Anabela ile, evde yalnızdık. İşin iyi yanı, artık eve gelecek ve bizi yerimizden edecek 'muhteremler' yoktu. İşin kötü tarafı, evet, 'muhteremler' yoktu... Aramızda süren bu uzun, sinirlerimi yıpratan fakat konuşmaya her tenezzül ettiğimde terden sırılsıklam edecek vaziyetten kurtulamıyordum. Sanki ilk defa yüz yüze gelip diz dize oturuyor gibi hissediyordum. Kalkıp diğer kanepeye oturmanın bana biraz nefes aldıracağını biliyor, kalkarsam eğer Anabela'nın kötü hissedeceğini düşünüyor ve koltuğun kenarına sıkışmaktan uyuşan kolumu dahi kıpırdatmaksızın lâl olmuş, yeni gelin gibi süzülüyordum. Anabela ise, o gelmeden evvel elime aldığım kitabı inceliyor ve rastgele sayfaları açarak birkaç şeye göz atıyordu. Ara sıra garip fakat tatlı bulduğum bir hâl içinde, bana yandan bir bakış atarak bakmadığımı düşündüğü sıra sayfaları kokluyor, öksürerek odağını değiştiriyordu. Kalın cildin sırtını dalgın dalgın okşarken kaşları çatık, gözleri bir çizgi gibi düzdü. Gözlüğü olmadığı için çok zorlanıyor olmalıydı ki zaman zaman burnunu kırıştırıyor, dudağını sarkıtıyordu.
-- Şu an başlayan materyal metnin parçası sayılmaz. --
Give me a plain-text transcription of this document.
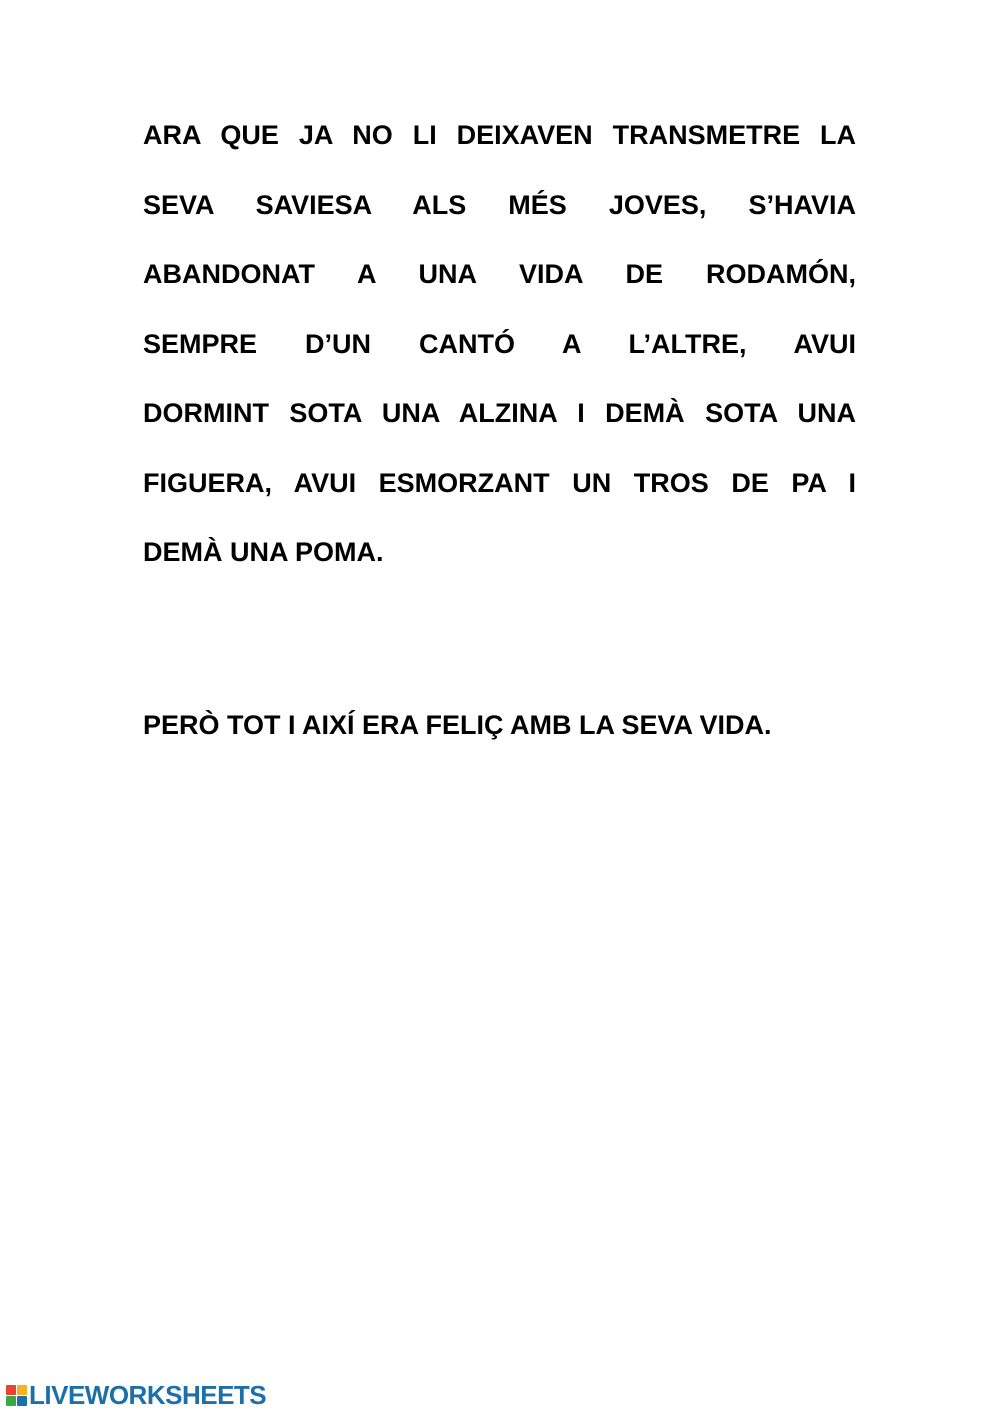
ARA QUE JA NO LI DEIXAVEN TRANSMETRE LA

SEVA SAVIESA ALS MÉS JOVES, S’HAVIA

ABANDONAT A UNA VIDA DE RODAMÓN,

SEMPRE D’UN CANTÓ A L’ALTRE, AVUI

DORMINT SOTA UNA ALZINA I DEMÀ SOTA UNA

FIGUERA, AVUI ESMORZANT UN TROS DE PA I

DEMÀ UNA POMA.

PERÒ TOT I AIXÍ ERA FELIÇ AMB LA SEVA VIDA.

LIVEWORKSHEETS
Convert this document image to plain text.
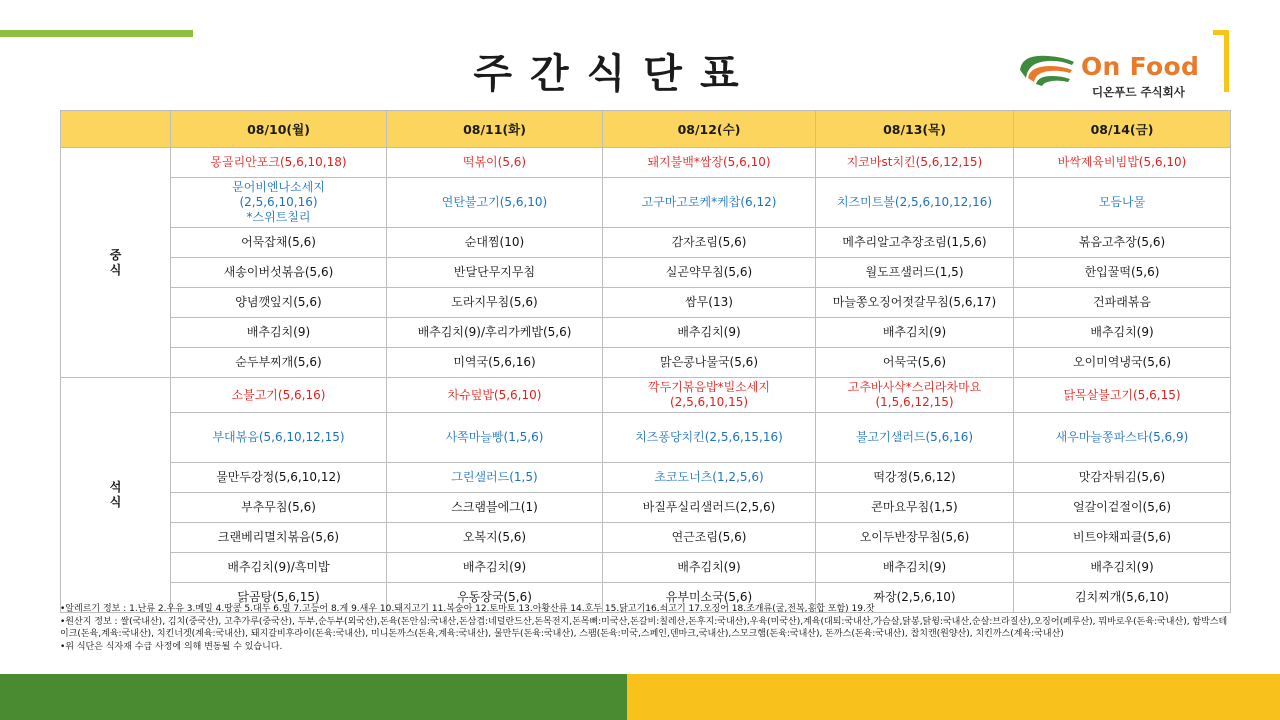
주간식단표	On Food
디온푸드 주식회사
	08/10(월)	08/11(화)	08/12(수)	08/13(목)	08/14(금)
중식	몽골리안포크(5,6,10,18)	떡볶이(5,6)	돼지불백*쌈장(5,6,10)	지코바st치킨(5,6,12,15)	바싹제육비빔밥(5,6,10)
	문어비엔나소세지
(2,5,6,10,16)
*스위트칠리	연탄불고기(5,6,10)	고구마고로케*케찹(6,12)	치즈미트볼(2,5,6,10,12,16)	모듬나물
	어묵잡채(5,6)	순대찜(10)	감자조림(5,6)	메추리알고추장조림(1,5,6)	볶음고추장(5,6)
	새송이버섯볶음(5,6)	반달단무지무침	실곤약무침(5,6)	월도프샐러드(1,5)	한입꿀떡(5,6)
	양념깻잎지(5,6)	도라지무침(5,6)	쌈무(13)	마늘쫑오징어젓갈무침(5,6,17)	건파래볶음
	배추김치(9)	배추김치(9)/후리가케밥(5,6)	배추김치(9)	배추김치(9)	배추김치(9)
	순두부찌개(5,6)	미역국(5,6,16)	맑은콩나물국(5,6)	어묵국(5,6)	오이미역냉국(5,6)
석식	소불고기(5,6,16)	차슈덮밥(5,6,10)	깍두기볶음밥*빌소세지
(2,5,6,10,15)	고추바사삭*스리라차마요
(1,5,6,12,15)	닭목살불고기(5,6,15)
	부대볶음(5,6,10,12,15)	사쪽마늘빵(1,5,6)	치즈퐁당치킨(2,5,6,15,16)	불고기샐러드(5,6,16)	새우마늘쫑파스타(5,6,9)
	물만두강정(5,6,10,12)	그린샐러드(1,5)	초코도너츠(1,2,5,6)	떡강정(5,6,12)	맛감자튀김(5,6)
	부추무침(5,6)	스크램블에그(1)	바질푸실리샐러드(2,5,6)	콘마요무침(1,5)	얼갈이겉절이(5,6)
	크랜베리멸치볶음(5,6)	오복지(5,6)	연근조림(5,6)	오이두반장무침(5,6)	비트야채피클(5,6)
	배추김치(9)/흑미밥	배추김치(9)	배추김치(9)	배추김치(9)	배추김치(9)
	닭곰탕(5,6,15)	우동장국(5,6)	유부미소국(5,6)	짜장(2,5,6,10)	김치찌개(5,6,10)

•알레르기 정보 : 1.난류 2.우유 3.메밀 4.땅콩 5.대두 6.밀 7.고등어 8.게 9.새우 10.돼지고기 11.복숭아 12.토마토 13.아황산류 14.호두 15.닭고기16.쇠고기 17.오징어 18.조개류(굴,전복,홍합 포함) 19.잣

•원산지 정보 : 쌀(국내산), 김치(중국산), 고추가루(중국산), 두부,순두부(외국산),돈육(돈안심:국내산,돈삼겹:네덜란드산,돈목전지,돈목뼈:미국산,돈갈비:칠레산,돈후지:국내산),우육(미국산),계육(대퇴:국내산,가슴살,닭봉,닭윙:국내산,순살:브라질산),오징어(페루산), 뭐바로우(돈육:국내산), 함박스테이크(돈육,계육:국내산), 치킨너겟(계육:국내산), 돼지갈비후라이(돈육:국내산), 미니돈까스(돈육,계육:국내산), 물만두(돈육:국내산), 스팸(돈육:미국,스페인,덴마크,국내산),스모크햄(돈육:국내산), 돈까스(돈육:국내산), 찹치캔(원양산), 치킨까스(계육:국내산)

•위 식단은 식자재 수급 사정에 의해 변동될 수 있습니다.
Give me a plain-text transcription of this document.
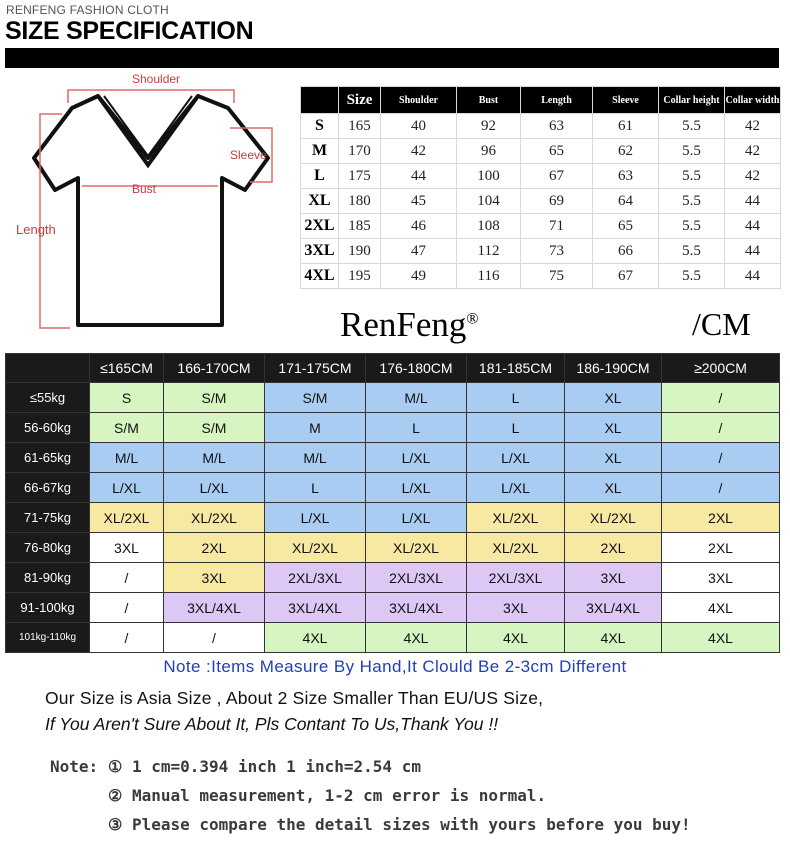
RENFENG FASHION CLOTH
SIZE SPECIFICATION
Shoulder
Sleeve
Bust
Length
	Size	Shoulder	Bust	Length	Sleeve	Collar height	Collar width
S	165	40	92	63	61	5.5	42
M	170	42	96	65	62	5.5	42
L	175	44	100	67	63	5.5	42
XL	180	45	104	69	64	5.5	44
2XL	185	46	108	71	65	5.5	44
3XL	190	47	112	73	66	5.5	44
4XL	195	49	116	75	67	5.5	44
RenFeng®	/CM
	≤165CM	166-170CM	171-175CM	176-180CM	181-185CM	186-190CM	≥200CM
≤55kg	S	S/M	S/M	M/L	L	XL	/
56-60kg	S/M	S/M	M	L	L	XL	/
61-65kg	M/L	M/L	M/L	L/XL	L/XL	XL	/
66-67kg	L/XL	L/XL	L	L/XL	L/XL	XL	/
71-75kg	XL/2XL	XL/2XL	L/XL	L/XL	XL/2XL	XL/2XL	2XL
76-80kg	3XL	2XL	XL/2XL	XL/2XL	XL/2XL	2XL	2XL
81-90kg	/	3XL	2XL/3XL	2XL/3XL	2XL/3XL	3XL	3XL
91-100kg	/	3XL/4XL	3XL/4XL	3XL/4XL	3XL	3XL/4XL	4XL
101kg-110kg	/	/	4XL	4XL	4XL	4XL	4XL
Note :Items Measure By Hand,It Clould Be 2-3cm Different
Our Size is Asia Size , About 2 Size Smaller Than EU/US Size,
If You Aren't Sure About It, Pls Contant To Us,Thank You !!
Note: ① 1 cm=0.394 inch 1 inch=2.54 cm
② Manual measurement, 1-2 cm error is normal.
③ Please compare the detail sizes with yours before you buy!
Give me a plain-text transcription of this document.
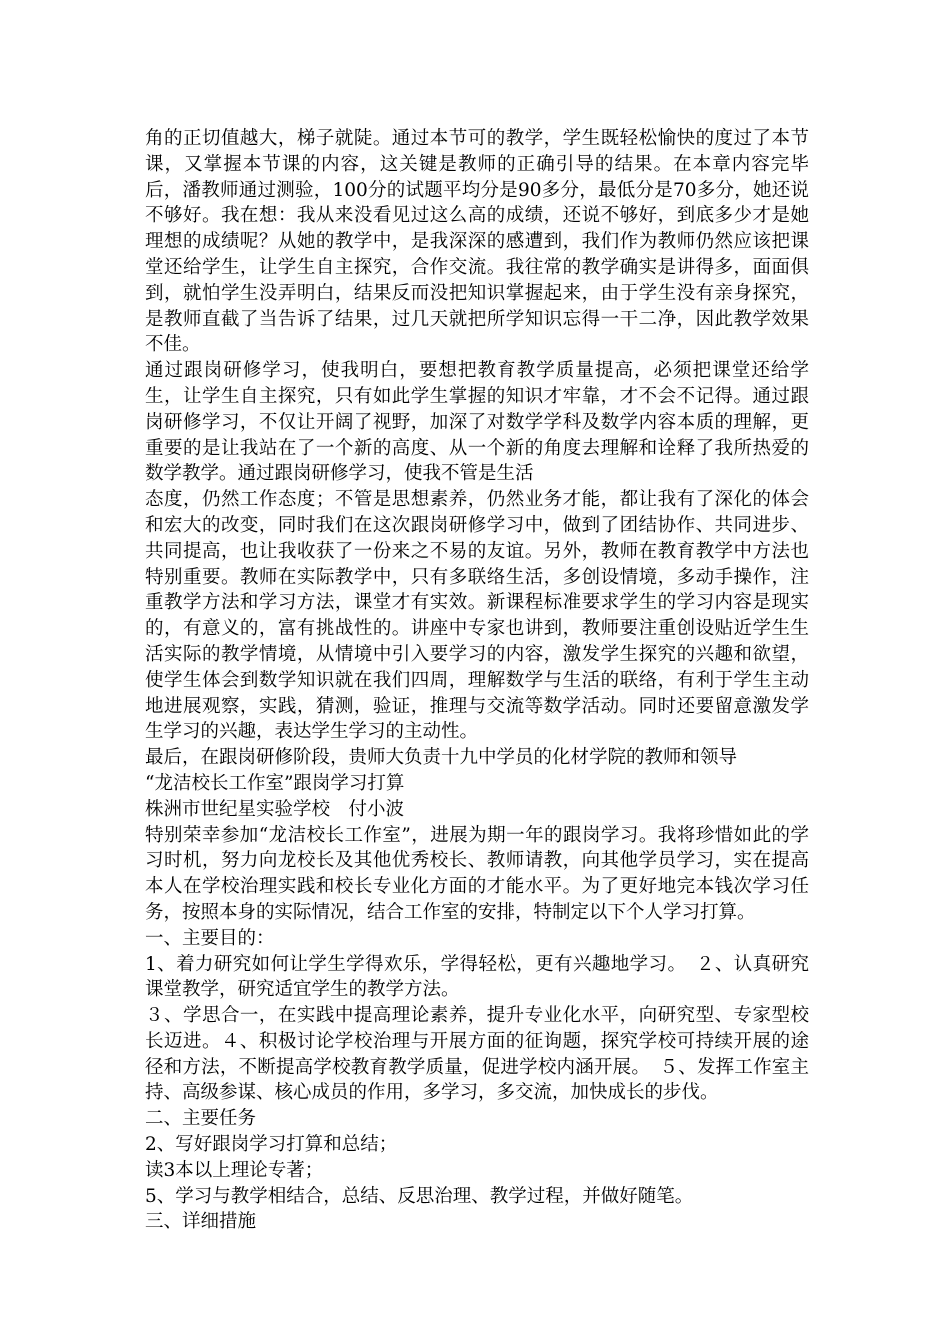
角的正切值越大，梯子就陡。通过本节可的教学，学生既轻松愉快的度过了本节课，又掌握本节课的内容，这关键是教师的正确引导的结果。在本章内容完毕后，潘教师通过测验，100分的试题平均分是90多分，最低分是70多分，她还说不够好。我在想：我从来没看见过这么高的成绩，还说不够好，到底多少才是她理想的成绩呢？从她的教学中，是我深深的感遭到，我们作为教师仍然应该把课堂还给学生，让学生自主探究，合作交流。我往常的教学确实是讲得多，面面俱到，就怕学生没弄明白，结果反而没把知识掌握起来，由于学生没有亲身探究，是教师直截了当告诉了结果，过几天就把所学知识忘得一干二净，因此教学效果不佳。

通过跟岗研修学习，使我明白，要想把教育教学质量提高，必须把课堂还给学生，让学生自主探究，只有如此学生掌握的知识才牢靠，才不会不记得。通过跟岗研修学习，不仅让开阔了视野，加深了对数学学科及数学内容本质的理解，更重要的是让我站在了一个新的高度、从一个新的角度去理解和诠释了我所热爱的数学教学。通过跟岗研修学习，使我不管是生活

态度，仍然工作态度；不管是思想素养，仍然业务才能，都让我有了深化的体会和宏大的改变，同时我们在这次跟岗研修学习中，做到了团结协作、共同进步、共同提高，也让我收获了一份来之不易的友谊。另外，教师在教育教学中方法也特别重要。教师在实际教学中，只有多联络生活，多创设情境，多动手操作，注重教学方法和学习方法，课堂才有实效。新课程标准要求学生的学习内容是现实的，有意义的，富有挑战性的。讲座中专家也讲到，教师要注重创设贴近学生生活实际的教学情境，从情境中引入要学习的内容，激发学生探究的兴趣和欲望，使学生体会到数学知识就在我们四周，理解数学与生活的联络，有利于学生主动地进展观察，实践，猜测，验证，推理与交流等数学活动。同时还要留意激发学生学习的兴趣，表达学生学习的主动性。

最后，在跟岗研修阶段，贵师大负责十九中学员的化材学院的教师和领导

“龙洁校长工作室”跟岗学习打算

株洲市世纪星实验学校　付小波

特别荣幸参加“龙洁校长工作室”，进展为期一年的跟岗学习。我将珍惜如此的学习时机，努力向龙校长及其他优秀校长、教师请教，向其他学员学习，实在提高本人在学校治理实践和校长专业化方面的才能水平。为了更好地完本钱次学习任务，按照本身的实际情况，结合工作室的安排，特制定以下个人学习打算。

一、主要目的：

1、着力研究如何让学生学得欢乐，学得轻松，更有兴趣地学习。　２、认真研究课堂教学，研究适宜学生的教学方法。

３、学思合一，在实践中提高理论素养，提升专业化水平，向研究型、专家型校长迈进。４、积极讨论学校治理与开展方面的征询题，探究学校可持续开展的途径和方法，不断提高学校教育教学质量，促进学校内涵开展。　５、发挥工作室主持、高级参谋、核心成员的作用，多学习，多交流，加快成长的步伐。

二、主要任务

2、写好跟岗学习打算和总结；

读3本以上理论专著；

5、学习与教学相结合，总结、反思治理、教学过程，并做好随笔。

三、详细措施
Anabela, elindeki kitaptan birkaç şey öğrenirken ben, Anabela'ya bakıp seven bir yüreğin sırlarını keşfediyordum. Sevdâ... Anabela.
İsmini dahi bilmediğim bir kitapla bu denli ilgilenmesi, bir müddet sonra benim de pek ilgimi çekti. Eğilip elindeki kitabın ismini okumaya gayret ettim. Bu gayretim netice vermedi zira, eski basımlarda pek sık rastlandığı üzere kitabın cildine kazınmış isim okunmuyordu. Ancak içindeki yaprakları görmekle anlaşılıyordu ki hali hazırda Anabela ilgilendiği için sıramı beklemem lazımdı.
Fakat bu ilginin çok büyük bir faydası vardı ki o da, artık gerginliğimin ortadan kalkmış olmasıydı. Başka bir şeyle zihnimi meşgul kılmak bir süreliğine de olsa, Anabela ile evde yalnız olmaktan, gece yarısı diz dize oturmaktan ve sessizliğin iç gıdıklayan hissinden kurtarıyordu beni. Fırsatı değerlendirip uyuşmaktan his kaybı yaşayan kolumu kucağıma koydum.
Birkaç saat önce içmiş olduğumuz çayın kokusu, hala dudaklarımda duruyordu. Anabela'nın, annesi Desislava'nın bir hafta önce babasını ziyarete gittiğini ve eve hala gelmediğini söylediği ân, sanki geleceği görür gibi içimin karardığını hatırlıyorum. İlerideki bazı bedbaht hadiselerin temeli, çok önceden şahit olup üstünden geçtiğim her adımda izini bırakıyordu sanki. Günlük tutmanın bir faydası da oydu ki, o an önemsiz görünen bu hadiseleri sonradan okuduğumda, şaşırmak ve fark etmediğim için üzülmek hususunda gidip gelmeme sebebiyet veriyordu. Eh... Ne diyelim, aptallık yahut öngörüsüzlük, siz seçin.
Annemin evde olmadığını bilmediği için üst kata tırmanmak zorunluluğu hisseden Anabela, sonunda tümseği bulduğunu fakat bulana kadar canıyla cebelleştiğini gülümseyerek anlattığında, çay taşmış, ocağı ıslatıyordu. Yine o gün fark ettiğim bir şey de, Anabela ile ufacık bir ânın dahi bana fevkalade keyif vermesiydi. Sözgelimi, şimdilerde ne zaman sıcak bir çay içsem Anabela ile içtiğim o ilk çayın tadını alamıyorum. Tattığım her şey tek seferlik bir lütuftu sanki. Cenneti yaşıyordum, oradan çıktıktan sonra her şey tatsız tutsuz ve korkunç yavandı.
ŞİMDİ OKUDUĞUN
SEN ANABELA (Tamamlandı)
Teen FictionSağ-sol davasının kazan kaynamaya başladığı bir zaman diliminde, babasının öğretmen olması dolayısıyla şehir şehir gezen bir genç kızın yolu Edirne'nin bir kasabasına düşer. Burada, isminin Anabela olduğunu öğreneceği bir genç kadınla karşılaşacak v...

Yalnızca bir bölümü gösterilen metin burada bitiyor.